The Dean’s Office
John M. Sloop was named
interim dean of the College of Arts and Science in May 2014 after
serving as senior associate dean for faculty, where he was responsible
for faculty appointments, reappointments, promotions and leave requests.
From 2007-2011, he served as senior associate dean for undergraduate
academic affairs for the college. He is also professor of communication
studies in the Department of
Sloop’s scholarship and teaching explore the rhetoric of mass media
and popular culture, as well as mass media production and consumption.
His recent research has addressed issues of gender, immigration,
citizenship and mediation.
He is the author or co-author of five books, including Disciplining
Gender: Rhetorics of Sex Identity in Contemporary U.S. Culture and
Shifting Borders: Rhetoric, Immigration, and California’s "Proposition
187,” which was named the 2004 book of the year by the Critical and
Cultural Studies Division of the National Communication Association. His
1995 essay, “The Critique of Vernacular Discourse,” was honored by the
National Communication Association in 2008 as a work that continues to
be influential in the communication field. He has served on the
editorial boards of various journals, and is a past editor of
Communication and Critical/Cultural Studies.

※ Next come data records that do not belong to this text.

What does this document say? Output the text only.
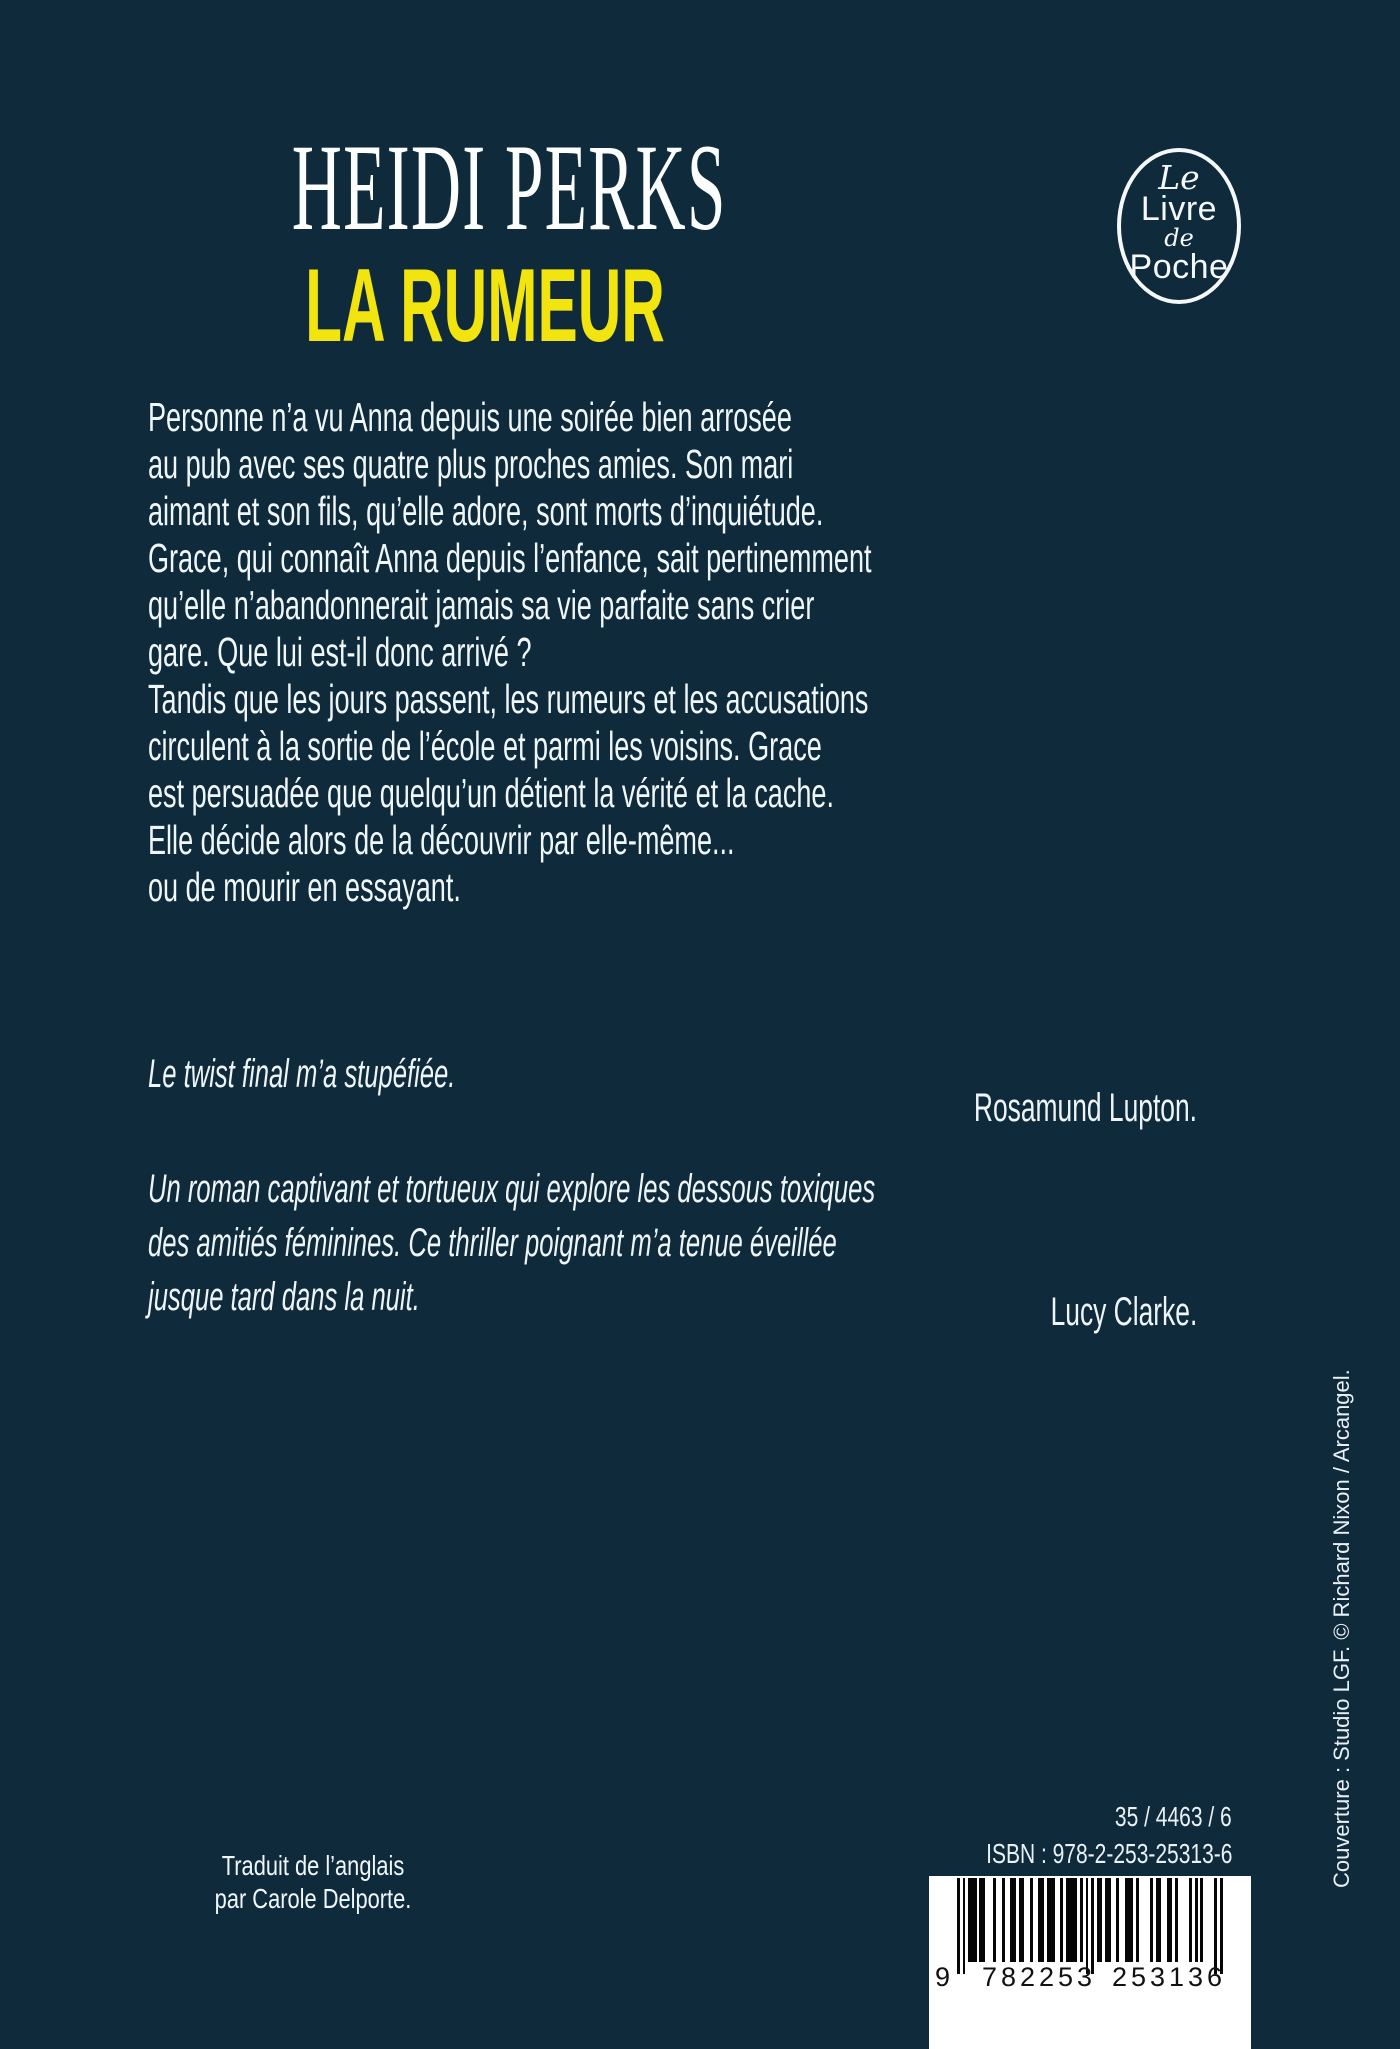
HEIDI PERKS
LA RUMEUR
Le
Livre
de
Poche
Personne n’a vu Anna depuis une soirée bien arrosée
au pub avec ses quatre plus proches amies. Son mari
aimant et son fils, qu’elle adore, sont morts d’inquiétude.
Grace, qui connaît Anna depuis l’enfance, sait pertinemment
qu’elle n’abandonnerait jamais sa vie parfaite sans crier
gare. Que lui est-il donc arrivé ?
Tandis que les jours passent, les rumeurs et les accusations
circulent à la sortie de l’école et parmi les voisins. Grace
est persuadée que quelqu’un détient la vérité et la cache.
Elle décide alors de la découvrir par elle-même...
ou de mourir en essayant.
Le twist final m’a stupéfiée.
Rosamund Lupton.
Un roman captivant et tortueux qui explore les dessous toxiques
des amitiés féminines. Ce thriller poignant m’a tenue éveillée
jusque tard dans la nuit.	Lucy Clarke.
Traduit de l’anglais
par Carole Delporte.
35 / 4463 / 6
ISBN : 978-2-253-25313-6
9 782253 253136
Couverture : Studio LGF. © Richard Nixon / Arcangel.
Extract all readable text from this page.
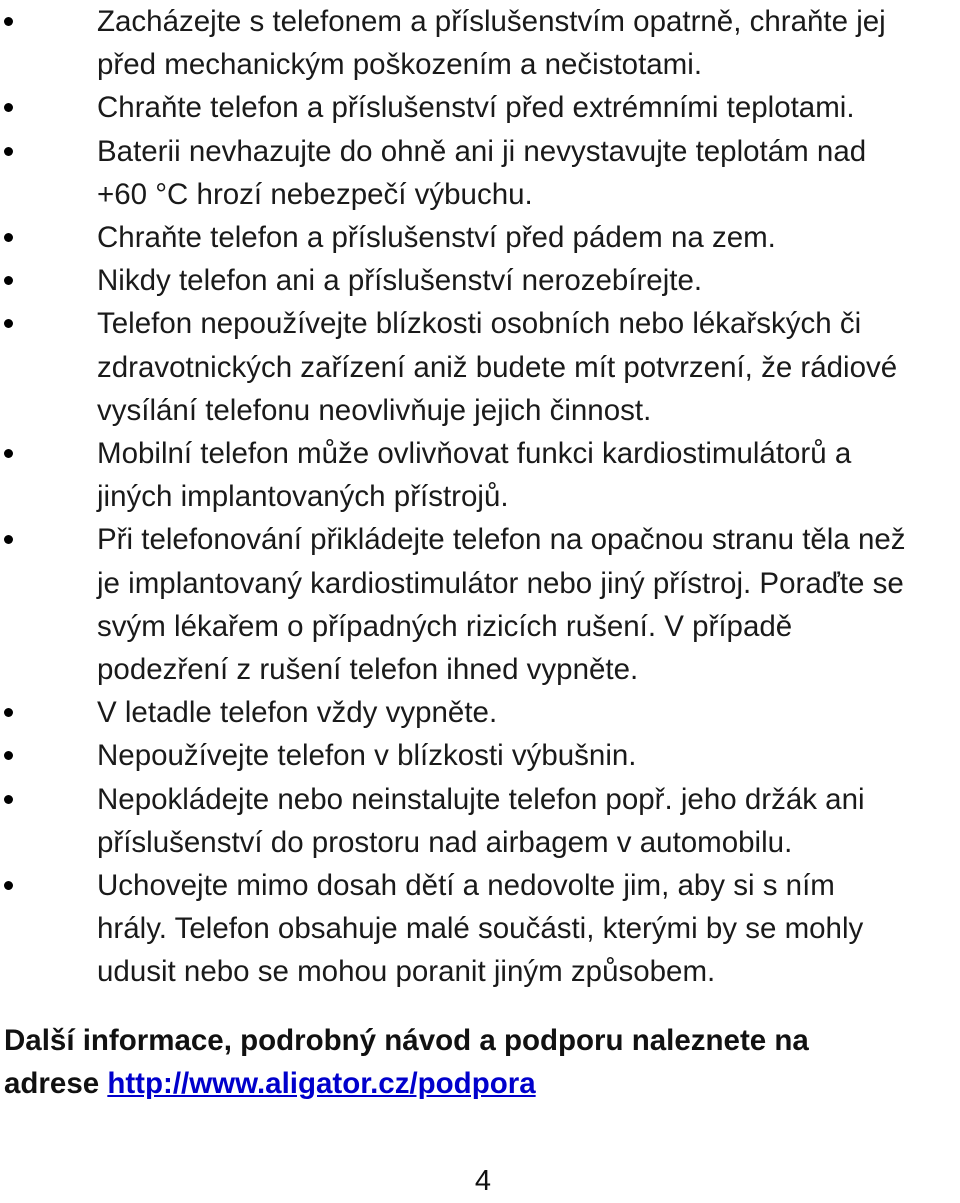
Zacházejte s telefonem a příslušenstvím opatrně, chraňte jej
před mechanickým poškozením a nečistotami.
Chraňte telefon a příslušenství před extrémními teplotami.
Baterii nevhazujte do ohně ani ji nevystavujte teplotám nad
+60 °C hrozí nebezpečí výbuchu.
Chraňte telefon a příslušenství před pádem na zem.
Nikdy telefon ani a příslušenství nerozebírejte.
Telefon nepoužívejte blízkosti osobních nebo lékařských či
zdravotnických zařízení aniž budete mít potvrzení, že rádiové
vysílání telefonu neovlivňuje jejich činnost.
Mobilní telefon může ovlivňovat funkci kardiostimulátorů a
jiných implantovaných přístrojů.
Při telefonování přikládejte telefon na opačnou stranu těla než
je implantovaný kardiostimulátor nebo jiný přístroj. Poraďte se
svým lékařem o případných rizicích rušení. V případě
podezření z rušení telefon ihned vypněte.
V letadle telefon vždy vypněte.
Nepoužívejte telefon v blízkosti výbušnin.
Nepokládejte nebo neinstalujte telefon popř. jeho držák ani
příslušenství do prostoru nad airbagem v automobilu.
Uchovejte mimo dosah dětí a nedovolte jim, aby si s ním
hrály. Telefon obsahuje malé součásti, kterými by se mohly
udusit nebo se mohou poranit jiným způsobem.
Další informace, podrobný návod a podporu naleznete na
adrese http://www.aligator.cz/podpora
4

Sloop joined the College of Arts and Science in 1995 as assistant
professor of communication studies and was promoted to professor in
2000. In that same year, he was awarded Vanderbilt’s Ellen Gregg Ingalls
Award for Classroom Teaching. In his Vanderbilt career, he has served on
committees for student organizations as well as for university affairs.
Most recently, he was named to the executive committee for Vanderbilt’s
strategic planning committee and co-chaired the Chancellor’s Committee
on Social Media. Sloop has also been a fellow and seminar leader for the
Robert Penn Warren Center for the Humanities.
Sloop earned his bachelor's degree in media/advertising from
Appalachian State University before earning his master of arts in speech
communication from the University of Georgia. He received his doctorate
in communication studies from the University of Iowa and was an
assistant professor of rhetoric and communication studies at Drake
University before coming to Vanderbilt.